Ü60er-Demo und Laternen

  • vonRedaktion
    schließen

Homberg/Kirtorf(pm). Ungeachtet der fortschreitenden Rodungsarbeiten haben am Wochenende wieder zahlreiche Menschen gegen den Autobahnbau protestiert. Schon am Freitag fand sich in Dannenrod ein längerer Protestzug zusammen.

Am frühen Samstagmorgen traf sich dann eine Gruppe von A 49-Gegnern über 60 Jahre an der Trasse. "Wir wollen den vielen jungen Menschen im Wald zeigen, dass wir sie unterstützen, bei ihnen sind und auch mal mit ihnen leiden und dass wir von ihrem Einsatz berührt und begeistert sind", sagte der Initiator Walter Bernbeck. Zudem habe man Briefe an die Abgeordneten der Wahlkreise verfasst und man verlange Gespräche "statt der derzeitigen kalten Demonstration staatlicher Gewalt". "Ü 60 für Wasser und Wald" - unter diesem Motto demonstrierten dann die fast 50 Senioren aus Dörfern des westlichen Vogelsbergs.

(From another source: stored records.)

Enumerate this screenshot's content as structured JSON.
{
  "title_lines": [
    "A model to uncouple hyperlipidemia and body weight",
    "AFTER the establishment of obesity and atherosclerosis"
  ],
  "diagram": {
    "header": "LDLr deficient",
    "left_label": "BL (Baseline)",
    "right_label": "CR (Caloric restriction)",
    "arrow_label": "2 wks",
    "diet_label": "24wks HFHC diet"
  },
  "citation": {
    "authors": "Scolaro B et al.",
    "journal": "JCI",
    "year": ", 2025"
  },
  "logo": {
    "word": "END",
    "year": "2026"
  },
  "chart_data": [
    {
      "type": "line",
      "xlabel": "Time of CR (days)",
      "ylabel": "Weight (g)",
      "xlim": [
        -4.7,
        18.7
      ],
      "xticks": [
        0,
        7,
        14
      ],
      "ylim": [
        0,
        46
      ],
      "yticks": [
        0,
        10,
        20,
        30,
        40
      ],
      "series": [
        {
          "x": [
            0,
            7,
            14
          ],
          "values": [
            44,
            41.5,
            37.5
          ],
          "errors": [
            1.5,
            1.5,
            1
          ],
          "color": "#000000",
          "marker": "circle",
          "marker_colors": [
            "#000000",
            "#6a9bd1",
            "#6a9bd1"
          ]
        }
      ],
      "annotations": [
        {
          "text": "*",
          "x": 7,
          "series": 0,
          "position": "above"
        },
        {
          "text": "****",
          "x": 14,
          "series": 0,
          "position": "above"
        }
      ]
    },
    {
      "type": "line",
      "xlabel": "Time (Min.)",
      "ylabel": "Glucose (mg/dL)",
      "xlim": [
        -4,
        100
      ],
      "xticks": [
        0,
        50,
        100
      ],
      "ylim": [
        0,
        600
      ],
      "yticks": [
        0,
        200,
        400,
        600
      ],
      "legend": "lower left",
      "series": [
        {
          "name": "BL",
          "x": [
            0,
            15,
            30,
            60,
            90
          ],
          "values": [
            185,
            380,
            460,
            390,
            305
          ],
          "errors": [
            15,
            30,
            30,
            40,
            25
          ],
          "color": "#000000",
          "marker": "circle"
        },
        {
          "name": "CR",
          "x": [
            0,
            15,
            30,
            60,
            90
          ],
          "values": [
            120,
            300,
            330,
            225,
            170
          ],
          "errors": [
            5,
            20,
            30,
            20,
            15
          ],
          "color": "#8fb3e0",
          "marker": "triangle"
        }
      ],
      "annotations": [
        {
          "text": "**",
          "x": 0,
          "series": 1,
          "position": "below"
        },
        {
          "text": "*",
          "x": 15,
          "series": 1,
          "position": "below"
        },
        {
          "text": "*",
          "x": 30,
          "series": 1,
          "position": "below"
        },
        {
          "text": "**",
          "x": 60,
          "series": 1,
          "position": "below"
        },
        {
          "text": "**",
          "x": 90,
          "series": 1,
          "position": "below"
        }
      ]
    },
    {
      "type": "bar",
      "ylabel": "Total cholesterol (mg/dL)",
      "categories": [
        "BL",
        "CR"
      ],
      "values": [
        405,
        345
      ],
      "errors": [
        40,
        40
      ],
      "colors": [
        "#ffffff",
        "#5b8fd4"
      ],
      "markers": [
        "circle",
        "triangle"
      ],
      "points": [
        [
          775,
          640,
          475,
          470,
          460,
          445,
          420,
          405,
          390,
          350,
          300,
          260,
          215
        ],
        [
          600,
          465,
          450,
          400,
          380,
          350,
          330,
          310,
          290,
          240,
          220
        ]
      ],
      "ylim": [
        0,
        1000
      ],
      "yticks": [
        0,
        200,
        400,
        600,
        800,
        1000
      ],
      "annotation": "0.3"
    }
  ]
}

Viele über 60 Jahre, etliche weit über 70, bildeten sie eine Sperrlinie auf der Trasse, sangen das Lied der Puhdys "Alt wie ein Baum" und verlasen eine Erklärung für "Reden statt Roden" und den Erhalt des Wasserschutzgebiets und des alten Waldes im Dannenröder Forst. Mehrere Stürze und ein verstauchter Knöchel zeigten schließlich laut Mitteilung der Organisatoren, "dass die Senioren der wenig zimperlich eingreifenden Polizei nicht standhalten konnten". Die eine Hälfte der Demonstrierenden sei in den seitlichen Wald weggedrängt, die andere zum nächsten Baumhaus geschoben worden. Am Sonntagnachmittag fand dann anlässlich der traditionellen Waldspaziergänge von Ausbaugegnern eine Demonstration mit Lampions unter dem Motto "Licht ins Dunkel" statt. Dazu stellten sich die Teilnehmer mit Laternen am Waldrand auf.